Sadly I think our Prime Minister would consider this beneath his dignity and, if we are to believe the 'I knew nothing' line he should, in any sensible society, realise that even the couple of years that our constitutional settlement will allow him before his name only has currency as part of a joke, is two years too many.

Thursday, November 29, 2007

Getting into the Spirit

Xmas Decorations
Blogging has been a little bit light of late due to paying work commitments and a bit of the general miasma that seems to have struck a couple of the authors of other blogs I enjoy. Now, refreshed by an invigorating couple of weeks of almost daily bad news for a rotten government I feel ready to spout forth my usual drivel again.

I'm a bit loathed to start with a Christmas tale, being very much a fully paid up member of the 'Christmas starts too bloody early' brigade and somewhat of a bah-humbug even when it does come in its proper time. That said I was quite amused to see the transformation at my local purveyor of tobacco products in the Village.

My local off-licence has recently been taken over by a group of, I believe Sikh, gentlemen who have improved the place immeasurably, not only in terms of the merchandise on offer, but also a genuine old-school welcoming attitude to their customers.

It is always 'service with a smile', but perhaps never more so than tonight as they were in stitches putting up their Christmas decorations, and very proud of their dressing of the cigarette display.

Little scenes like this, along with the selection of unhealthy but tasty range of Polish food the same shop stocks, is the positive side of multiculturalism if one exists, enjoying the positives in a festival that you do not celebrate, but are happy to join in the spirit of. It's a stark contrast to the po faced multiculturalism of the left, where all that makes us different must be suppressed, at least if it is from the more entrenched part of the indigenous culture, for fear of an offence that is never intended and very rarely taken.

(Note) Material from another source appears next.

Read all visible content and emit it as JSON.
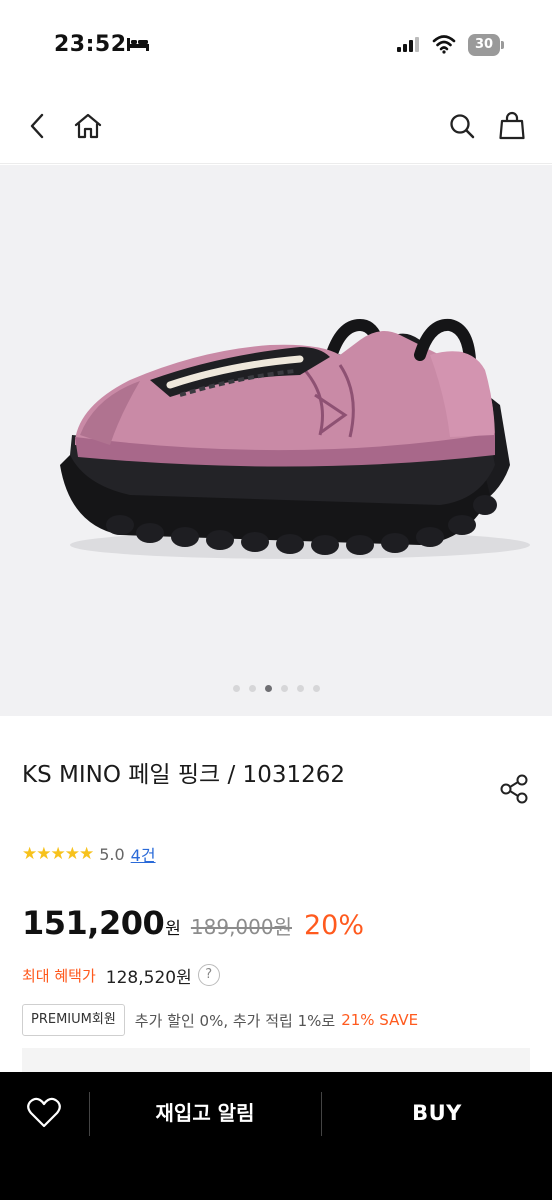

I do believe this is a lesson that has, in the greater part, been learned, but I still hold out little hope that I will get to the New Year without hearing of ridiculous act of stupidity from one of the last remaining bastions of dogmatic, counter-intuitive, irrational leftism.

I don't believe, so I won't be shocked or offended, and even if I did I would not be. In either case though, I will be, or would be, saddened to see such ridiculous behaviour.